The South African Health Products Regulatory Authority (SAHPRA) said on Monday it would not approve Russia's Sputnik V Covid-19 vaccine at this time, after consideration of its Section 21 application.

The regulator had been engaged in a rolling review of the data for the Sputnik V vaccine since the initial application was submitted on February 23.

SAHPRA is concerned that use of the Sputnik V vaccine in South Africa, a setting of high HIV prevalence and incidence, may increase the risk of vaccinated males acquiring HIV.

“Concerns have been raised about the safety of Ad5-vectored vaccines in populations at risk for HIV infection. One of the challenges faced by such vaccines is the presence of pre-existing Ad-specific neutralising antibodies in the general population,” SAHPRA explained.

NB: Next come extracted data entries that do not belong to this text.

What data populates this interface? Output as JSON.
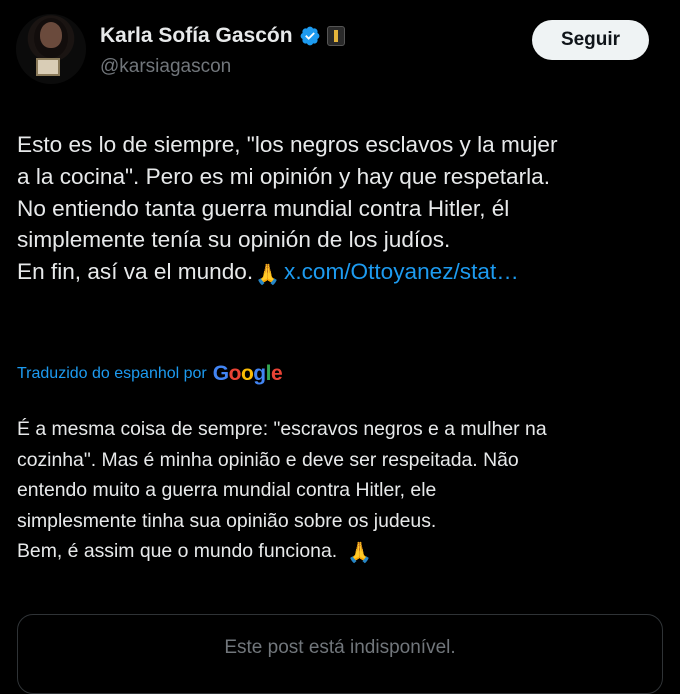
{
  "author": {
    "name": "Karla Sofía Gascón",
    "handle": "@karsiagascon"
  },
  "icons": {
    "verified": "verified-badge-icon",
    "flag": "affiliation-flag-icon",
    "pray": "folded-hands-emoji"
  },
  "colors": {
    "background": "#000000",
    "text": "#e7e9ea",
    "muted": "#71767b",
    "link": "#1d9bf0",
    "button_bg": "#eff3f4"
  },
  "follow_button": {
    "label": "Seguir"
  },
  "tweet": {
    "lines": [
      "Esto es lo de siempre, \"los negros esclavos y la mujer",
      "a la cocina\". Pero es mi opinión y hay que respetarla.",
      "No entiendo tanta guerra mundial contra Hitler, él",
      "simplemente tenía su opinión de los judíos.",
      "En fin, así va el mundo."
    ],
    "emoji": "🙏",
    "link": "x.com/Ottoyanez/stat…"
  },
  "translation": {
    "label": "Traduzido do espanhol por",
    "provider": "Google",
    "lines": [
      "É a mesma coisa de sempre: \"escravos negros e a mulher na",
      "cozinha\". Mas é minha opinião e deve ser respeitada. Não",
      "entendo muito a guerra mundial contra Hitler, ele",
      "simplesmente tinha sua opinião sobre os judeus.",
      "Bem, é assim que o mundo funciona."
    ],
    "emoji": "🙏"
  },
  "quoted_post": {
    "text": "Este post está indisponível."
  }
}
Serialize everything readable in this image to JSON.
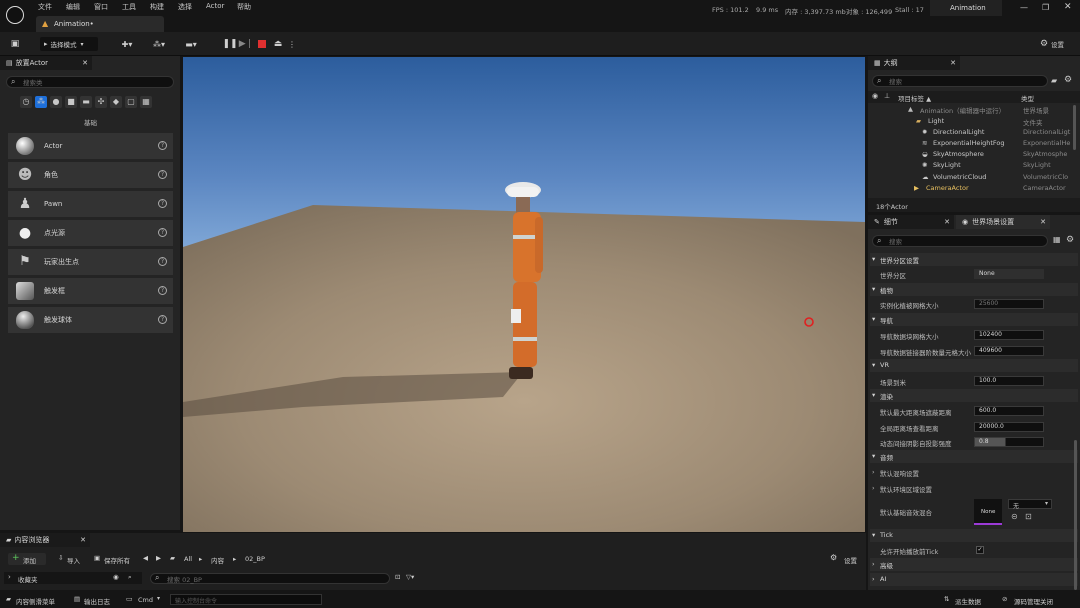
{
  "menu": [
    "文件",
    "编辑",
    "窗口",
    "工具",
    "构建",
    "选择",
    "Actor",
    "帮助"
  ],
  "tab": {
    "title": "Animation•"
  },
  "stats": {
    "fps": "FPS : 101.2",
    "ms": "9.9 ms",
    "mem": "内存 : 3,397.73 mb",
    "objects": "对象 : 126,499",
    "stall": "Stall : 17"
  },
  "project_name": "Animation",
  "toolbar": {
    "mode": "选择模式",
    "settings": "设置"
  },
  "place_actors": {
    "tab": "放置Actor",
    "search_placeholder": "搜索类",
    "category": "基础",
    "items": [
      "Actor",
      "角色",
      "Pawn",
      "点光源",
      "玩家出生点",
      "触发框",
      "触发球体"
    ]
  },
  "outliner": {
    "tab": "大纲",
    "search_placeholder": "搜索",
    "col_label": "项目标签 ▲",
    "col_type": "类型",
    "rows": [
      {
        "name": "Animation（编辑器中运行）",
        "type": "世界场景"
      },
      {
        "name": "Light",
        "type": "文件夹"
      },
      {
        "name": "DirectionalLight",
        "type": "DirectionalLigt"
      },
      {
        "name": "ExponentialHeightFog",
        "type": "ExponentialHe"
      },
      {
        "name": "SkyAtmosphere",
        "type": "SkyAtmosphe"
      },
      {
        "name": "SkyLight",
        "type": "SkyLight"
      },
      {
        "name": "VolumetricCloud",
        "type": "VolumetricClo"
      },
      {
        "name": "CameraActor",
        "type": "CameraActor"
      }
    ],
    "count": "18个Actor"
  },
  "details": {
    "tab_details": "细节",
    "tab_world": "世界场景设置",
    "search_placeholder": "搜索",
    "sections": {
      "partition": "世界分区设置",
      "foliage": "植物",
      "navigation": "导航",
      "vr": "VR",
      "rendering": "渲染",
      "audio": "音频",
      "tick": "Tick",
      "advanced": "高级",
      "ai": "AI"
    },
    "props": {
      "world_partition": {
        "k": "世界分区",
        "v": "None"
      },
      "instanced_grid": {
        "k": "实例化植被网格大小",
        "v": "25600"
      },
      "nav_grid": {
        "k": "导航数据块网格大小",
        "v": "102400"
      },
      "nav_data": {
        "k": "导航数据链接器阶数量元格大小",
        "v": "409600"
      },
      "world_to_meters": {
        "k": "场景到米",
        "v": "100.0"
      },
      "max_draw": {
        "k": "默认最大距离场遮蔽距离",
        "v": "600.0"
      },
      "global_field": {
        "k": "全局距离场查看距离",
        "v": "20000.0"
      },
      "dyn_indirect": {
        "k": "动态间接阴影自投影强度",
        "v": "0.8"
      },
      "default_reverb": {
        "k": "默认混响设置"
      },
      "default_ambient": {
        "k": "默认环境区域设置"
      },
      "base_sound_mix": {
        "k": "默认基础音效混合",
        "v": "None",
        "dropdown": "无"
      },
      "tick_start": {
        "k": "允许开始播放前Tick"
      }
    }
  },
  "content_browser": {
    "tab": "内容浏览器",
    "add": "添加",
    "import": "导入",
    "save_all": "保存所有",
    "path": [
      "All",
      "内容",
      "02_BP"
    ],
    "settings": "设置",
    "folder": "收藏夹",
    "search_placeholder": "搜索 02_BP"
  },
  "statusbar": {
    "drawer": "内容侧滑菜单",
    "output_log": "输出日志",
    "cmd": "Cmd",
    "console_placeholder": "输入控制台命令",
    "derived_data": "派生数据",
    "source_control": "源码管理关闭"
  },
  "colors": {
    "accent": "#1e6fd9",
    "bg": "#151515",
    "panel": "#242424"
  }
}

SAHPRA requested the manufacturer provide data showing safety of the Sputnik V vaccine in settings of high HIV prevalence and incidence.

The applicant was not able to adequately address SAHPRA’s request, the regulator said.

SAHPRA added that the Sputnik V vaccine has not received Emergency Use Listing by the World Health Organization (WHO).

“Anticipated date will be set once all data is submitted and follow-up of inspection observations completed. Recent media coverage has confirmed that there is ongoing engagement between the WHO and the Russian authorities,” SAHPRA said.

However, the Russian Direct Investment Fund, which is involved in the development and distribution of the Russian Sputnik V vaccine, disputed SAHPRA's statement.

The Fund quoted a statement from the Gamaleya National Center of Epidemiology and Microbiology which says "there is no evidence of increased risk of HIV infection among human population after common cold or conjunctivitis".

It added that there is no scientific or clinical evidence confirming the association of wild type adenoviruses or replicative defective adenovirus vectors with increased risk of HIV infection, adding that the scientific plausibility of this association is also unlikely.

"SAHPRA has confirmed that the rolling review of Sputnik V continues. All the required information confirming that possible concerns about the safety of Ad5-vectored vaccines in populations at risk for HIV infection are completely unfounded will be submitted to the South African regulator," said the Russian Direct Investment Fund.